Her back to the men, Pharaoh Hatshepsut nodded her head.
Imhotep looked from her to the map and suddenly, remembering his conversation with Akila, he realized what Ta Netjer really was.
“Ta Netjer is the Land of Punt!” he exclaimed. “You are Hatshepsut and you are planning the expedition to the Land of Punt!”
Seeing everyone look at him, Imhotep realized that, in his excitement, he had spoken in English. He waved a hand. “Forgive me. I just realized that you are planning a trading expedition to the Land of Punt.”
“Trading expedition?” Nehsy said. “No, Lord Imhotep, your vision is mistaken. We are planning,” he looked to Pharaoh Hatshepsut for permission to continue.
She nodded and Nehsy said, “We are planning the conquest of Ta Netjer.”
Preparations
“Five ships are not enough!” Admiral Ahmose complained to Imhotep.
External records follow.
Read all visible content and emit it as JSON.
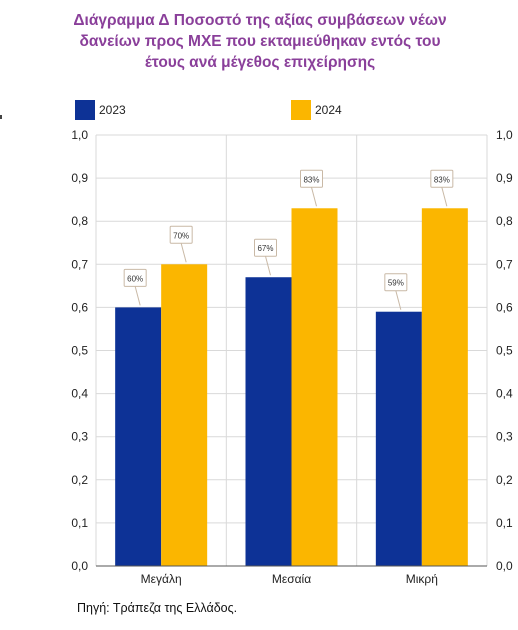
{
  "title_lines": [
    "Διάγραμμα Δ Ποσοστό της αξίας συμβάσεων νέων",
    "δανείων προς ΜΧΕ που εκταμιεύθηκαν εντός του",
    "έτους ανά μέγεθος επιχείρησης"
  ],
  "source": "Πηγή: Τράπεζα της Ελλάδος.",
  "colors": {
    "2023": "#0d3296",
    "2024": "#fbb600",
    "title": "#8a3f9a",
    "grid": "#d9d9d9"
  },
  "chart_data": {
    "type": "bar",
    "categories": [
      "Μεγάλη",
      "Μεσαία",
      "Μικρή"
    ],
    "series": [
      {
        "name": "2023",
        "values": [
          0.6,
          0.67,
          0.59
        ],
        "labels": [
          "60%",
          "67%",
          "59%"
        ]
      },
      {
        "name": "2024",
        "values": [
          0.7,
          0.83,
          0.83
        ],
        "labels": [
          "70%",
          "83%",
          "83%"
        ]
      }
    ],
    "ylim": [
      0,
      1.0
    ],
    "yticks": [
      "0,0",
      "0,1",
      "0,2",
      "0,3",
      "0,4",
      "0,5",
      "0,6",
      "0,7",
      "0,8",
      "0,9",
      "1,0"
    ],
    "secondary_yaxis": true,
    "grid": true,
    "legend_position": "top"
  }
}
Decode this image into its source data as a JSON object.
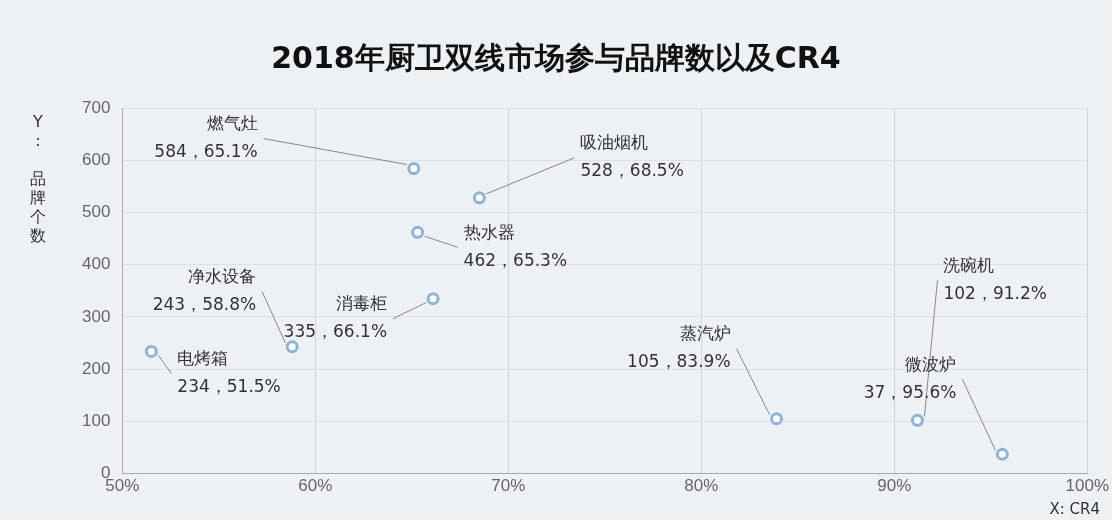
{
  "chart_data": {
    "type": "scatter",
    "title": "2018年厨卫双线市场参与品牌数以及CR4",
    "xlabel": "X: CR4",
    "ylabel": "Y: 品牌个数",
    "series": [
      {
        "color": "#8db4dc",
        "x": [
          65.1,
          68.5,
          65.3,
          58.8,
          51.5,
          66.1,
          91.2,
          83.9,
          95.6
        ],
        "values": [
          584,
          528,
          462,
          243,
          234,
          335,
          102,
          105,
          37
        ],
        "value_labels": [
          "584，65.1%",
          "528，68.5%",
          "462，65.3%",
          "243，58.8%",
          "234，51.5%",
          "335，66.1%",
          "102，91.2%",
          "105，83.9%",
          "37，95.6%"
        ]
      }
    ],
    "annotations": [
      {
        "text": "燃气灶",
        "x": 65.1,
        "y": 584
      },
      {
        "text": "吸油烟机",
        "x": 68.5,
        "y": 528
      },
      {
        "text": "热水器",
        "x": 65.3,
        "y": 462
      },
      {
        "text": "净水设备",
        "x": 58.8,
        "y": 243
      },
      {
        "text": "电烤箱",
        "x": 51.5,
        "y": 234
      },
      {
        "text": "消毒柜",
        "x": 66.1,
        "y": 335
      },
      {
        "text": "洗碗机",
        "x": 91.2,
        "y": 102
      },
      {
        "text": "蒸汽炉",
        "x": 83.9,
        "y": 105
      },
      {
        "text": "微波炉",
        "x": 95.6,
        "y": 37
      }
    ],
    "xlim": [
      50,
      100
    ],
    "xticks": [
      {
        "value": 50,
        "label": "50%"
      },
      {
        "value": 60,
        "label": "60%"
      },
      {
        "value": 70,
        "label": "70%"
      },
      {
        "value": 80,
        "label": "80%"
      },
      {
        "value": 90,
        "label": "90%"
      },
      {
        "value": 100,
        "label": "100%"
      }
    ],
    "ylim": [
      0,
      700
    ],
    "yticks": [
      0,
      100,
      200,
      300,
      400,
      500,
      600,
      700
    ],
    "grid": true,
    "marker": "circle",
    "legend": false
  }
}
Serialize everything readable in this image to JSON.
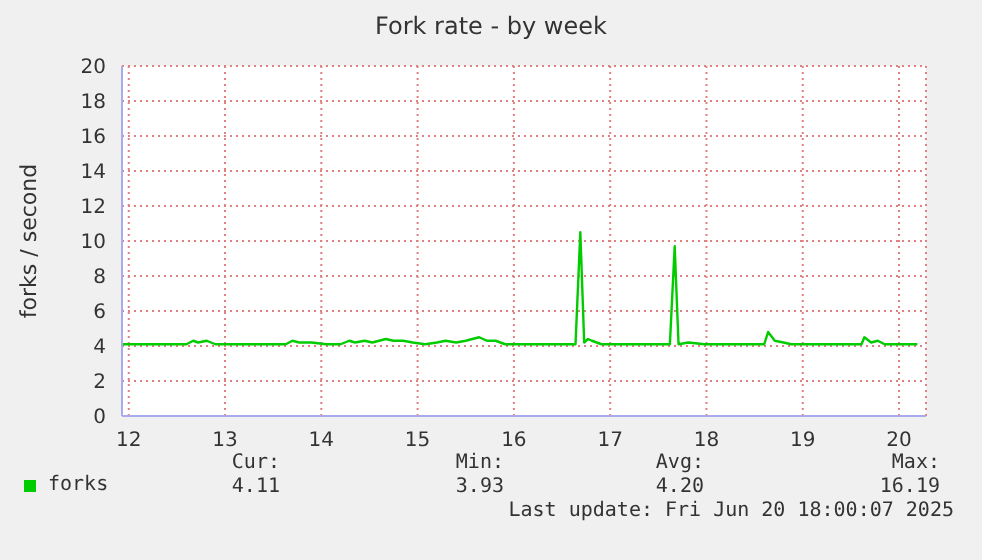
{
  "chart_data": {
    "type": "line",
    "title": "Fork rate - by week",
    "ylabel": "forks / second",
    "x": [
      11.93,
      12.6,
      12.67,
      12.72,
      12.81,
      12.9,
      13.01,
      13.63,
      13.7,
      13.77,
      13.9,
      14.05,
      14.2,
      14.29,
      14.35,
      14.45,
      14.53,
      14.6,
      14.67,
      14.75,
      14.85,
      14.95,
      15.08,
      15.2,
      15.29,
      15.4,
      15.5,
      15.57,
      15.64,
      15.72,
      15.81,
      15.91,
      16.64,
      16.69,
      16.73,
      16.77,
      16.81,
      16.91,
      17.62,
      17.67,
      17.71,
      17.81,
      17.98,
      18.6,
      18.64,
      18.71,
      18.8,
      18.88,
      19.61,
      19.64,
      19.71,
      19.78,
      19.85,
      20.19
    ],
    "series": [
      {
        "name": "forks",
        "color": "#00cc00",
        "values": [
          4.1,
          4.1,
          4.3,
          4.2,
          4.3,
          4.1,
          4.1,
          4.1,
          4.3,
          4.2,
          4.2,
          4.1,
          4.1,
          4.3,
          4.2,
          4.3,
          4.2,
          4.3,
          4.4,
          4.3,
          4.3,
          4.2,
          4.1,
          4.2,
          4.3,
          4.2,
          4.3,
          4.4,
          4.5,
          4.3,
          4.3,
          4.1,
          4.1,
          10.5,
          4.2,
          4.4,
          4.3,
          4.1,
          4.1,
          9.7,
          4.1,
          4.2,
          4.1,
          4.1,
          4.8,
          4.3,
          4.2,
          4.1,
          4.1,
          4.5,
          4.2,
          4.3,
          4.1,
          4.1
        ]
      }
    ],
    "xlim": [
      11.93,
      20.28
    ],
    "xticks": [
      12,
      13,
      14,
      15,
      16,
      17,
      18,
      19,
      20
    ],
    "ylim": [
      0,
      20
    ],
    "yticks": [
      0,
      2,
      4,
      6,
      8,
      10,
      12,
      14,
      16,
      18,
      20
    ],
    "grid": true,
    "legend": "bottom left",
    "annotations": [
      "Cur:",
      "Min:",
      "Avg:",
      "Max:",
      "4.11",
      "3.93",
      "4.20",
      "16.19",
      "Last update: Fri Jun 20 18:00:07 2025"
    ]
  }
}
Six months had passed since Hatshepsut had declared her intention to conquer Ta Netjer, Land of God, a plan Imhotep continued to push toward a trading expedition instead.
Six busy months.
Imhotep and Senenmut had drawn and revised plans for the mortuary temple and then crossed the river Iteru to search for the best setting for the temple. Akila, Sitre and Pentu had begun to systematically record all of the medical practices in the Two Lands, creating a manual for future generations. Maya had enthusiastically taken over direct management of her household of servants – freed slaves who were now being paid and had responded to the unexpected freedom with loyalty and love for their generous mistress.